J’avais écrit cet article en novembre 1998 :

Jean-François Jenny-Clark est mort, en son domicile parisien des suites d’un cancer. Il avait 54 ans…

Au Revoir, JF
Un ami s’en est allé qui, pour être lointain, n’en était pas moins proche. Il ne se passait pas de jours sans que j’aie de ses nouvelles. Sa basse allait bien…
Il était un de ceux avec qui j’avais cheminé dans ces années 60, pleines de bruit et de fureurs,
Avec qui le silence s’installait pour suivre ses lignes de basse précises et fugitives comme un cœur qui se donne sans retenue.
Parler de « JF » – plus facile que JFJC -, c’est parler du jazz, de la musique contemporaine, de la France, de mai 68 – il était au Conservatoire -, des combats pour la vie,
C’est parler des trios, des jazzmen, de nous.

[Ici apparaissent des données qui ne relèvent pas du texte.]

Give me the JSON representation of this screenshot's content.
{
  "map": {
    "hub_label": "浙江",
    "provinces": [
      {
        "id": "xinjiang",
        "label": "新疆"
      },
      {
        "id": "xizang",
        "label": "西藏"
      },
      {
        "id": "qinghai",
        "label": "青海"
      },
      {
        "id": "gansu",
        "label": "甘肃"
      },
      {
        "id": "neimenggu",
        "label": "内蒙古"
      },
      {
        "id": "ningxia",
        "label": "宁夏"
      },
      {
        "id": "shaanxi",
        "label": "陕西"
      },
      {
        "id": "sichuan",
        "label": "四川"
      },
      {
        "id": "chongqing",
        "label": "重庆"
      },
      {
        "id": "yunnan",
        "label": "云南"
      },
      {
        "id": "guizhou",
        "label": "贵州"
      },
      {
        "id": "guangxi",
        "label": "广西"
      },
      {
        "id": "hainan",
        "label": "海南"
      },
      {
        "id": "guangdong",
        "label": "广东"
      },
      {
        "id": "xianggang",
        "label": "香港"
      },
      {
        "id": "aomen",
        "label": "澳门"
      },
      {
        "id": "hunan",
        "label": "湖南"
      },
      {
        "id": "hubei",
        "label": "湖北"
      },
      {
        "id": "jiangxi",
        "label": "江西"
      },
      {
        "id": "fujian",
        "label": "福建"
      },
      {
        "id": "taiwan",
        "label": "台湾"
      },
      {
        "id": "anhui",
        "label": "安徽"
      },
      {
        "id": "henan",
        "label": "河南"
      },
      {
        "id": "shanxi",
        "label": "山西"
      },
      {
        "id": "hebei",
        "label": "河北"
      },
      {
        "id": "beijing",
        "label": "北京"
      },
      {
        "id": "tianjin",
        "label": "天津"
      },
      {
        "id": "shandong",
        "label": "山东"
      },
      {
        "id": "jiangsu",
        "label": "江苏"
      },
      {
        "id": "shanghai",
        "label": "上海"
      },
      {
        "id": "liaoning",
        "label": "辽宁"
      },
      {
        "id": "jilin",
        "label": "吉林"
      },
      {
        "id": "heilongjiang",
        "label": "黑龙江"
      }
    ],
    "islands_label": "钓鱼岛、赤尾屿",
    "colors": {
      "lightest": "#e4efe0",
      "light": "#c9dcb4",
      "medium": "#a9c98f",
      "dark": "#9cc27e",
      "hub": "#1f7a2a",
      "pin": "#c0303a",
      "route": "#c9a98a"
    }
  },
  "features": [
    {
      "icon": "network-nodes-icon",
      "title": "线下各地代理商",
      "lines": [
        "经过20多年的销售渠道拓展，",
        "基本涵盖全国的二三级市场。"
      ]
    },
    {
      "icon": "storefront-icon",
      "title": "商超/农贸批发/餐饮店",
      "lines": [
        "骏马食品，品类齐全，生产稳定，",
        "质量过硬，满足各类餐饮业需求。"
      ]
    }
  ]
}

JF était tellement de notre monde. Naturellement. Sans emphase. Sans mots. Mais sa contrebasse. Celle là, il était né avec quasiment. Il était tellement scandalisé par ce monde, l’autre, celui d’en face, marchant sur la tête. Il ne pouvait l’accepter.
Je ne sais ce qui me manquera le plus. Sa basse, capable de toutes les émotions sans le montrer, sans un clin d’œil. Il ne voulait qu’on dise qu’il avait l’oreille absolue, manière de timide, mais aussi forme d’élégance pour cacher son travail. Ou cette tête chenue d’adolescent sur qui le temps ne semble pas avoir de prise. Il sentait, pourtant, le temps se rétrécir. Il savait qu’il n’avait plus le temps. Il avait décidé de changer, une fois encore. Et il avait changé pour cet album Mercury (distribué par PolyGram), « Triple Entente » avec ses complices de 15 ans, Joachim Kühn et Daniel Humair. Ensemble pour OWL, 15 ans avant, ils avaient enregistré cet « Easy To Read » qui sonnait le glas de l’association privilégiée avec Aldo Romano, avec qui il avait commencé au Chat qui pêche en ces années 60, avant de rencontrer Jackie McLean, Don Cherry et Gato Barbieri.
J’aimais ces yeux faussement naïfs, d’un bleu délavé comme si les blues s’y étaient frottés, capables d’une innocence jamais feinte et d’un enthousiasme réel. Comme cet accent indéfinissable, résultat dialectique d’une naissance à Toulouse dans une famille franco-anglaise.
Il avait lutté contre le cancer, comme il avait voulu contre la pauvreté, contre ce monde hideux.
Ton fantôme, JF, comme d’autres, restera dans mon quotidien. Tant que je vivrai, tu vivras aussi dans ma mémoire, dans mon souvenir. D’autres ensuite prendront ma place. Le génie est forcément éternel…
Nicolas BÉNIES.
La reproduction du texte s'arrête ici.